While diamonds might look pretty perched atop a ring, the rocks they hail from venture to Earth’s surface in a journey that’s anything but glamorous. Millions of years ago, some of our planet’s strangest and most violent volcanic outbursts dredged from deep underground most of the diamonds mined today in the form of blue-tinged rocks called kimberlites.
Unlike the volcanoes that more commonly pop up near the thinner edges of continents, the eruptions that produced most kimberlites came through the thick, stable continental cores known as cratons. Kimberlite eruptions start near the cratonic roots, at least 75 miles underground, and race upward at tens of feet per second — a fiery fury driven by an abundance of carbon dioxide and water.
“It’s like rocket fuel,” said Thomas Gernon, a geologist at the University of Southampton in England who has long studied kimberlites. The turbulent flow punches a carrot-shaped pipe through the ground, ripping out chunks of deep subsurface rock, including some that are studded with diamonds.
But existing research still has a giant diamond-shaped hole: Why do kimberlites form?
A new study led by Dr. Gernon and published Wednesday in the journal Nature points to the ancient roots of these eruptions. He and his colleagues report that the breakup of ancient supercontinents like Pangaea and Rodinia caused deep disruptions in the flow of the mantle beneath Earth’s crust, setting off the blasts.
Scientists have long known that formation of kimberlites (named for Kimberley, South Africa, where they were first found) coincide with the breakup of supercontinents. But that relationship is poorly understood. One idea posits that the deep plumes of rising, hot mantle that may drive continental breakup could also fuel kimberlite formation. But kimberlites “have no whiff of plume in their chemistry,” Dr. Gernon said.
To solve this mystery, Dr. Gernon and his team analyzed statistical correlations between continental breakups and kimberlite blasts during the last billion years. The results reveal that the two are strongly linked, but they discovered something unexpected: The eruptions were delayed, with most kimberlites having formed about 26 million years after supercontinents broke up.
That sent him and his colleagues down a series of diamond-studded rabbit holes to test the strength of the link and explain the delay.
The team’s computer modeling suggests that as continents pull apart, hot mantle wells up in a churning convection that heats and tugs on the root, or keel, of a continental core. The keel drips downward like wax, producing eddylike currents in the mantle.
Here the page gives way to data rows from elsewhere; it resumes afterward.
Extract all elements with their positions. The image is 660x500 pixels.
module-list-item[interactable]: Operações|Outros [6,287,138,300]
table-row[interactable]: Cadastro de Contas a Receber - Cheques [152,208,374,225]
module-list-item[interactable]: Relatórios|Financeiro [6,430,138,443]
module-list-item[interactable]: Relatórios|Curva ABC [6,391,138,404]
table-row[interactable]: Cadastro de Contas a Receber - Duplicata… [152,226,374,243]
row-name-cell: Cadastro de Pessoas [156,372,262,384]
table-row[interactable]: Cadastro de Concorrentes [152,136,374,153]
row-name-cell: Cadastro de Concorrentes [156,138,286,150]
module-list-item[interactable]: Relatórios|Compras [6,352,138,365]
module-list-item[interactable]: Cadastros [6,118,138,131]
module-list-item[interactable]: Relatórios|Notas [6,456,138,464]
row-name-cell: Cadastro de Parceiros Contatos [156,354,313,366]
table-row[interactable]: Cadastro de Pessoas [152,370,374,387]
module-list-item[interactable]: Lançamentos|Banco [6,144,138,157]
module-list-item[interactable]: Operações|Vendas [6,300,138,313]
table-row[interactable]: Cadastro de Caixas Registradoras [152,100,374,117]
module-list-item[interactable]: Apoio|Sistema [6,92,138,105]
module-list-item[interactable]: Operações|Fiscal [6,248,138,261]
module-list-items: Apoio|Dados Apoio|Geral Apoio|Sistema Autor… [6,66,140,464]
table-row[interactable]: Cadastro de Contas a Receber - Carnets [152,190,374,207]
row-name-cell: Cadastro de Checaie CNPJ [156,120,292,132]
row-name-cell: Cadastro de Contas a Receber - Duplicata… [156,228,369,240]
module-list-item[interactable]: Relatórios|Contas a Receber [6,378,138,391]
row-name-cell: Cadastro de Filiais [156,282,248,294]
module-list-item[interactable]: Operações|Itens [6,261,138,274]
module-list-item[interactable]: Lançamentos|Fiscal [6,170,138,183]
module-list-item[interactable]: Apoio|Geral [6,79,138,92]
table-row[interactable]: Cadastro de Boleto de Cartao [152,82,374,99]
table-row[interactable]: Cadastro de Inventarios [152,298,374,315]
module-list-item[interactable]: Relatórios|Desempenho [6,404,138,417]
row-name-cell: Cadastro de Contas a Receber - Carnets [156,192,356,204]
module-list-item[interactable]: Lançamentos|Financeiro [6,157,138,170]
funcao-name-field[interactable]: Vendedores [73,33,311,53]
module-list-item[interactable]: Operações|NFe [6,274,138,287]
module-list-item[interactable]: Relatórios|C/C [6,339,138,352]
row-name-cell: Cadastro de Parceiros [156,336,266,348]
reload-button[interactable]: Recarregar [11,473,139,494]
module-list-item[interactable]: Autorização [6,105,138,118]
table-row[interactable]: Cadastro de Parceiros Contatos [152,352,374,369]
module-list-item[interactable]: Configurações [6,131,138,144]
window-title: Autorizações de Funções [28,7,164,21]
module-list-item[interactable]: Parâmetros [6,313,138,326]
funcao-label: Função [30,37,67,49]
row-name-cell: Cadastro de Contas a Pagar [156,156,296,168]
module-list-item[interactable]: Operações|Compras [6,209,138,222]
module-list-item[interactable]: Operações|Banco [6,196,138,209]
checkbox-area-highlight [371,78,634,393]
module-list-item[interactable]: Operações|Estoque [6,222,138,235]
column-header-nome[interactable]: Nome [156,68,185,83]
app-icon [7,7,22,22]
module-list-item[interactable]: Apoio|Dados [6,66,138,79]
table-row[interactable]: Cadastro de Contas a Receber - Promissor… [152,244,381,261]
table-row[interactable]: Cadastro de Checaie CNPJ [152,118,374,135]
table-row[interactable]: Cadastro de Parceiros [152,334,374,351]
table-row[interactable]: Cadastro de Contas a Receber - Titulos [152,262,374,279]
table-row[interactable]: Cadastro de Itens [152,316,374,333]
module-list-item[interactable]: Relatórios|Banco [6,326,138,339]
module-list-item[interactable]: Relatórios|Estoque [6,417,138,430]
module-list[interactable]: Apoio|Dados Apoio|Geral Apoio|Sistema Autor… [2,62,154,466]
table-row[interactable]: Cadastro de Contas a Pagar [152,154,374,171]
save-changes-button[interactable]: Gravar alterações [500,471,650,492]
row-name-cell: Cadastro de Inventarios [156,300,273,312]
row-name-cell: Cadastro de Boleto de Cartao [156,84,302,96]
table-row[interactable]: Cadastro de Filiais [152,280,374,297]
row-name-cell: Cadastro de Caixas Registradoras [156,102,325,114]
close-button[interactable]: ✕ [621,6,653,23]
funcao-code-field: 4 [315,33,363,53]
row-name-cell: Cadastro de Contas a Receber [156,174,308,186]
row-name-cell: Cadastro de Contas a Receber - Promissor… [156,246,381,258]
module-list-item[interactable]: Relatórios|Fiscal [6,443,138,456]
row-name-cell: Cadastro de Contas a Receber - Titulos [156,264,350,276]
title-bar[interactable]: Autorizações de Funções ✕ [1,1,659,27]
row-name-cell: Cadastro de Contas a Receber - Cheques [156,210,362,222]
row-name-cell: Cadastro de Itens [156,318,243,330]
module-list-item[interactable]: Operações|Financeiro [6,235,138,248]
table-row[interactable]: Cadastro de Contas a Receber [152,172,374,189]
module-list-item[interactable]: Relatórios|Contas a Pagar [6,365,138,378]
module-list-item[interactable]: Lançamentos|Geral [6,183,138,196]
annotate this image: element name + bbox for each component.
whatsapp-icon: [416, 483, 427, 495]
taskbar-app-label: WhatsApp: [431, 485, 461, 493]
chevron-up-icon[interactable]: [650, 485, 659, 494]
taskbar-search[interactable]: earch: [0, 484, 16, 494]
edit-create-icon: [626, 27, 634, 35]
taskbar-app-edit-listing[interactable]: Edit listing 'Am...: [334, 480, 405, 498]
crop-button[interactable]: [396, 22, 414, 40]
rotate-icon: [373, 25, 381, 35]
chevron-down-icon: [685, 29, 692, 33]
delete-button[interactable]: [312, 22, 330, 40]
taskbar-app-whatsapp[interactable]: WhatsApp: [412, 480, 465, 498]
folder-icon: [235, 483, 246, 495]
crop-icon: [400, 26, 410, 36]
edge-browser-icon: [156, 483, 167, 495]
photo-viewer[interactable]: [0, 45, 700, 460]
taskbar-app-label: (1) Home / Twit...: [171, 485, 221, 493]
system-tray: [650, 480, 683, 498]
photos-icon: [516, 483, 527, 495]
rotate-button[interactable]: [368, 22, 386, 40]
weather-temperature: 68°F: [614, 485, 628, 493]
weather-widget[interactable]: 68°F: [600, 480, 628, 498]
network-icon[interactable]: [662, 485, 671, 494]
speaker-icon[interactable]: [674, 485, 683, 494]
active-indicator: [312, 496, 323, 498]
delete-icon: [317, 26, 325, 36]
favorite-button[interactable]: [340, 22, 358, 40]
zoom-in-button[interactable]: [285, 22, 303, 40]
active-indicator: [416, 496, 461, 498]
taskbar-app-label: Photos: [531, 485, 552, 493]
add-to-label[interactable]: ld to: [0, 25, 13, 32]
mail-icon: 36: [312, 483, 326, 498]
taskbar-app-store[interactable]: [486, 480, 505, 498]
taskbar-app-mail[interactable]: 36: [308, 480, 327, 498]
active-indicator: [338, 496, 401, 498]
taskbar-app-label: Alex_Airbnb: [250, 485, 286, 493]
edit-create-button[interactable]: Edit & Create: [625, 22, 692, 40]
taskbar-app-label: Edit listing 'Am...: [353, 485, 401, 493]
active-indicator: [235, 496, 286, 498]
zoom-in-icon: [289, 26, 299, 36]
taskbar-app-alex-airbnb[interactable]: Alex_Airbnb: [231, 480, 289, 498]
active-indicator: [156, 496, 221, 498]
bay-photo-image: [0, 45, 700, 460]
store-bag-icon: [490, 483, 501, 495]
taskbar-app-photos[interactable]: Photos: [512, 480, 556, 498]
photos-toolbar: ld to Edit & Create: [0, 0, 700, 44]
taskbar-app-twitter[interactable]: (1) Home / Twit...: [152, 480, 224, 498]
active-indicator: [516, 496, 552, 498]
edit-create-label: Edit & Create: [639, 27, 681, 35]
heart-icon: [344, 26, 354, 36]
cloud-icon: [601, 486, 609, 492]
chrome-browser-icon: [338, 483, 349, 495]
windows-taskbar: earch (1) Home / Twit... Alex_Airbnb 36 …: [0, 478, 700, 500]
As bits of the keel’s carbonate- and water-rich rocks mix into the churning mantle, they could melt just enough to form an effervescent magma similar to kimberlites that would hurtle to the surface. The churning mantle can cause ripples at the craton’s base, setting off eruptions over tens of millions of years, helping explain why many kimberlites seem to migrate toward continental interiors over such a long time.
“Their analysis presents a really compelling evidence base to support their model,” said Janine Kavanagh, a volcanologist at the University of Liverpool in England.
But the case is not yet closed. Philip Janney, a mantle geochemist at the University of Cape Town, praised the group’s statistical analysis but said that the study only showed the strong influence of supercontinent breakup on kimberlite eruptions — “not that it is the only important factor.”
Supercontinent breakups are periods marked by a tangled web of interconnected processes that sculpt the surface. And many older kimberlites also emerge around periods of subduction, or continental smash-ups, further muddying the picture, Dr. Janney said.
That makes it difficult to pin down kimberlite eruptions’ cause, especially because no one has witnessed one of the furious blasts. “We just have what’s preserved on the surface today,” said Ben Mather, a geophysicist at the University of Sydney.
Though challenging to study, kimberlites promise to yield a sparkling window into the geologic churn deep below the surface — and perhaps above, too, Dr. Gernon said. The loss of the thick keel from a continent’s craton could have caused the land to bob upward like a buoy, wreaking havoc at the surface in a cascade of impacts that the team is still studying.
“There’s still many mysteries about kimberlites that are yet to be revealed,” Dr. Mather said.